The nutritionist explains that young, growing horses need a feed that supplies lysine, an amino acid not found in sufficient quantity in grass, hay, or oats. Owners should check the feed label not just to verify its protein level, but to be sure it contains plenty of lysine, which is often supplied by the inclusion of soybeans. Young horses do best on a diet that has a moderate level of carbohydrates, as the glucose and insulin spikes that follow ingestion of a large high-carbohydrate meal can lead to skeletal problems. Having the right amount and balance of minerals in young-horse diets is also important to ensure the nutrients needs for growth and maturation are consumed.
Next, the lecturer talks about feeding pregnant broodmares that may also be nursing a foal. These mares should be fed plenty of high-quality hay, but may have a hard time maintaining their weight on a forage-only diet and will probably need supplemental feed to meet the requirements of pregnancy and lactation. Feeds formulated for broodmares provide extra protein, energy, and vitamin/mineral fortification necessary for fetal development and production of milk. Extra energy may be provided by additional fat in a ration designed for broodmares.
Mature horses with diseases like Cushing’s syndrome or equine metabolic syndrome may be at an increased risk for laminitis.
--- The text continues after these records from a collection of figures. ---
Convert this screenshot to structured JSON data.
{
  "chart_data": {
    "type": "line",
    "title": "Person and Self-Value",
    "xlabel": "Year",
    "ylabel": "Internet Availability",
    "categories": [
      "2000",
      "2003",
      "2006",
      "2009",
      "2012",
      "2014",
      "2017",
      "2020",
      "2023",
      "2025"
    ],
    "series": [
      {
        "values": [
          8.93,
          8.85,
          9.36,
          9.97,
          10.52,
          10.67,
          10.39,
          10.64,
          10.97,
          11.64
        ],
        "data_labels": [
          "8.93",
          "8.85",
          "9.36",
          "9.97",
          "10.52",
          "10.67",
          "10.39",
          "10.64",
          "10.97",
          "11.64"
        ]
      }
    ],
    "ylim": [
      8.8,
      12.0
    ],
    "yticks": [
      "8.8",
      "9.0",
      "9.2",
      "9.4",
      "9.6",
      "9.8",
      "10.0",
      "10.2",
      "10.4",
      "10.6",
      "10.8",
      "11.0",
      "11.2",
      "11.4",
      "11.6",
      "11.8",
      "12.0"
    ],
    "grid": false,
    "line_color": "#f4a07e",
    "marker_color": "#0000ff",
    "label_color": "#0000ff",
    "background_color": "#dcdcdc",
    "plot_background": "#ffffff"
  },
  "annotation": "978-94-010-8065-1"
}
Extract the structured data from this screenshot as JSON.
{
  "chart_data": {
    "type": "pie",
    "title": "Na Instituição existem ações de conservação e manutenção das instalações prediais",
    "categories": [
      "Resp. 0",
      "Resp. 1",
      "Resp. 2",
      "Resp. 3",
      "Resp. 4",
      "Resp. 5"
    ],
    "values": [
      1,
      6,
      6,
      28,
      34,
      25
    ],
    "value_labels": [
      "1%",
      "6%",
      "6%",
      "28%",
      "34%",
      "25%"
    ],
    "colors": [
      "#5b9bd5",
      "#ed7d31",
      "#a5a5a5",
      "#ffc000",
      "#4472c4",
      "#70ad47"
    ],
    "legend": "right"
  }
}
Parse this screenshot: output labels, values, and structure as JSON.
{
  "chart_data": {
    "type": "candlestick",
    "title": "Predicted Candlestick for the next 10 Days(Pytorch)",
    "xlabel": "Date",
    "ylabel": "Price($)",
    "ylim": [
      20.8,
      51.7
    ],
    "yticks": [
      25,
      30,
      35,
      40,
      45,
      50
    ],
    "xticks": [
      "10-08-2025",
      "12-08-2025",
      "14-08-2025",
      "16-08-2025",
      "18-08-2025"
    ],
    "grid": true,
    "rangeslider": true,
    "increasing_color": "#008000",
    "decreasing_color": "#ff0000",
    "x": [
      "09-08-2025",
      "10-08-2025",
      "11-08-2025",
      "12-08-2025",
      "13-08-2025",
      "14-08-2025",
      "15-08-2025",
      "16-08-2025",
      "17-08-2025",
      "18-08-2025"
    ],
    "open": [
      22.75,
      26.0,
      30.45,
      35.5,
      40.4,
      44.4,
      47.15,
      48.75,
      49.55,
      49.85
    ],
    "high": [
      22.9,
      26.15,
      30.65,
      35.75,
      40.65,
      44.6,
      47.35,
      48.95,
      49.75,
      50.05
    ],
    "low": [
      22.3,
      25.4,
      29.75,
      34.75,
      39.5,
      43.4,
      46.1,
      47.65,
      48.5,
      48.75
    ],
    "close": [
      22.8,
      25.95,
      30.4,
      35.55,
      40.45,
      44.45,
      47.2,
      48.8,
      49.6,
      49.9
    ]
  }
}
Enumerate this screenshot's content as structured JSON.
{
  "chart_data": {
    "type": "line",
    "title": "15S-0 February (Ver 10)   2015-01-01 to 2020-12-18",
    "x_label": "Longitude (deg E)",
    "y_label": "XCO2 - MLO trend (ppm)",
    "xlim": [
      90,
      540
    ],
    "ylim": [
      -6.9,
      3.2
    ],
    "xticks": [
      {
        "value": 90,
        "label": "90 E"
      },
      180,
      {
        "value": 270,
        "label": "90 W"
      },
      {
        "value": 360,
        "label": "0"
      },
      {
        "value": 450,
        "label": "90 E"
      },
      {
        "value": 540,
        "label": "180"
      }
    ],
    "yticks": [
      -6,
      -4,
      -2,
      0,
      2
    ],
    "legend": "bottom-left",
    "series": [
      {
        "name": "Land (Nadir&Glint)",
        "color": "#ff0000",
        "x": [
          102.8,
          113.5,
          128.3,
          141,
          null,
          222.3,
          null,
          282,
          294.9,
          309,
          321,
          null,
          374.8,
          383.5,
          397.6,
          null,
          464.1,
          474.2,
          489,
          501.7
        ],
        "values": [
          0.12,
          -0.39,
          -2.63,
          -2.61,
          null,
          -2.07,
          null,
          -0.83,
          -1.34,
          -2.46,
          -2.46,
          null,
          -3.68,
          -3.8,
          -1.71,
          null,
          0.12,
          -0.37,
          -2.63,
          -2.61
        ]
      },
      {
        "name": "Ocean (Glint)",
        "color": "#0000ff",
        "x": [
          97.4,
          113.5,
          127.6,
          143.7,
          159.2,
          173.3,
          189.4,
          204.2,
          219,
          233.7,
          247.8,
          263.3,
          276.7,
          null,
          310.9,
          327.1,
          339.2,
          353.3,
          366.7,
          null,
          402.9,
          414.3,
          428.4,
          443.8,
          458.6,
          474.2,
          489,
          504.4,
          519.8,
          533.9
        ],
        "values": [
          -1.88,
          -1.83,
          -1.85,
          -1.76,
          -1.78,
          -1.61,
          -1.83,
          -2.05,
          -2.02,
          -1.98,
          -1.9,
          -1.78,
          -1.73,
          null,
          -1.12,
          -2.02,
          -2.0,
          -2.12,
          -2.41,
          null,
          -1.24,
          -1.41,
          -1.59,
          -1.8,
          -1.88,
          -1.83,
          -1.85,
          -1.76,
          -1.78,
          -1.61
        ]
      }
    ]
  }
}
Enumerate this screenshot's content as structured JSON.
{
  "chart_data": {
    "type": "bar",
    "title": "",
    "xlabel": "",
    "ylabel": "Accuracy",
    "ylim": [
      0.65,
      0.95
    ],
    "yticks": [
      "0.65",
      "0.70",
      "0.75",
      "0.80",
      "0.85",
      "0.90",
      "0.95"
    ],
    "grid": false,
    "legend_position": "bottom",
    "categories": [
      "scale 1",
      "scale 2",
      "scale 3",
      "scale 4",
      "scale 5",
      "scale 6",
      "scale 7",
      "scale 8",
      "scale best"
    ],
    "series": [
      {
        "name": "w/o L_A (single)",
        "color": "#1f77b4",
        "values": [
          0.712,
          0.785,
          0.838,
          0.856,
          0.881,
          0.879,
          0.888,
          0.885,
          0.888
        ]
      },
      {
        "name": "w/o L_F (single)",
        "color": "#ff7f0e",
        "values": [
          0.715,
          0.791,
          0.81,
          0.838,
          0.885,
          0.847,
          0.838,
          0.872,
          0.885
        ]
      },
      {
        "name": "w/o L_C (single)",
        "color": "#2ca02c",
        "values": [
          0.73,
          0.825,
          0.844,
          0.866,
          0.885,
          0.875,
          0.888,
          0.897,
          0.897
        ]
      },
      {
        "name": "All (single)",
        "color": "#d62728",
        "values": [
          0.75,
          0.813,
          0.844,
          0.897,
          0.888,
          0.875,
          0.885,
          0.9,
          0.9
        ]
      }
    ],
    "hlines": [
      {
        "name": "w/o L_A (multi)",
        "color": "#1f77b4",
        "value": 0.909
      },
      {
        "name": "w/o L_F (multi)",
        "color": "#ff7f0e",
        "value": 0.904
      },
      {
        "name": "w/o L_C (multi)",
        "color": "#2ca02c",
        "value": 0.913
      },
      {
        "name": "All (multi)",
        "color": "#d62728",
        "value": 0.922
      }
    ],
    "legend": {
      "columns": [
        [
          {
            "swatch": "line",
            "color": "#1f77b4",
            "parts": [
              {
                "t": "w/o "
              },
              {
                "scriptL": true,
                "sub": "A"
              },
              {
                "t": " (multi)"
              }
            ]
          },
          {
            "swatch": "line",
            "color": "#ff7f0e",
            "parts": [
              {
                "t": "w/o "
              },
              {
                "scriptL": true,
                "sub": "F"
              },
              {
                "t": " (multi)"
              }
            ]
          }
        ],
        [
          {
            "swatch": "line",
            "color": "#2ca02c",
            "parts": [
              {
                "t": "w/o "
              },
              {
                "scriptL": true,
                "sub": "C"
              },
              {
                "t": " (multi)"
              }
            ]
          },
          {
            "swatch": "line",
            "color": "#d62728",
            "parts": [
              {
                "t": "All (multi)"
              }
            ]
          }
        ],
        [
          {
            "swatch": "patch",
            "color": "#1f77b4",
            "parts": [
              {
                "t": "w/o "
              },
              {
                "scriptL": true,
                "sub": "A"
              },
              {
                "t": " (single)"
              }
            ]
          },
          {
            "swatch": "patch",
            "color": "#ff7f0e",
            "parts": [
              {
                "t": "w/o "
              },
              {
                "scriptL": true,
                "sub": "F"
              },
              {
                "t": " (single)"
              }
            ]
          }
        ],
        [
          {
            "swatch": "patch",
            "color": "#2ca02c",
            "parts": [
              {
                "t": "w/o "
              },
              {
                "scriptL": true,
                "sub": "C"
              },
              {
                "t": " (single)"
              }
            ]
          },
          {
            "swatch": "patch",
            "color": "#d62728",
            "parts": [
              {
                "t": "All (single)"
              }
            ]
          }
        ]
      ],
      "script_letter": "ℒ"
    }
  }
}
These horses are best maintained on a diet that produces a low glycemic response, limiting or slowing the rate at which carbohydrates enter the bloodstream. Owners of these horses must limit grazing time, feed little or no grain, and base the diet on low-carbohydrate hay and a ration balancer pellet that provides necessary vitamins and minerals, but few calories. Vegetable oil, rinsed beet pulp, or rice bran are safer ways to provide extra energy for thin horses with Cushing’s disease. Senior feeds often contain high-carbohydrate ingredients and therefore may not be appropriate for use.
Then the nutritionist talks about feeding high-performance horses. These equine athletes work hard and need lots of energy, but large grain meals can produce colic and other digestive upsets. The nutritionist emphasized that these horses should be fed in several small meals spaced throughout the day rather than getting one or two big meals. The best feed would be a high-energy formulation, probably incorporating fat sources and some fermentable fibers such as beet pulp or soy hulls.
Now, the part you’ve been waiting for. According to the equine nutritionist, feeding lightly worked horses like Sparky doesn’t have to be complicated. Sparky won’t need lots of extra energy, and because he’ll be on pasture most of the day, he will get plenty of forage by grazing. Unless he begins to lose weight, he will probably do well with a daily feeding of a ration balancer pellet to give him vitamins and minerals but not a lot of extra calories. Sparky tends to be a bit chubby, which is why his previous owner didn’t feed him more than a handful or two of grain; using a ration balancer pellet is a better plan. If you begin to work Sparky harder, he may need additional energy and this could be provided by sweet feed or pellets in a formulation designed for horses in a program of moderate exercise.
The nutritionist finishes the lecture by suggesting that owners should base their horses’ diets on forage, adding a feed product only if it is needed. They should evaluate body condition and monitor their horses’ body weight by using a scale or weight tape once a month. Horses that are losing too much weight should have high-quality forage increased and more feed added if necessary. Horses that are too heavy should have restricted grazing, access to medium-quality hay, and a ration balancer pellet rather than calorie-rich grain products.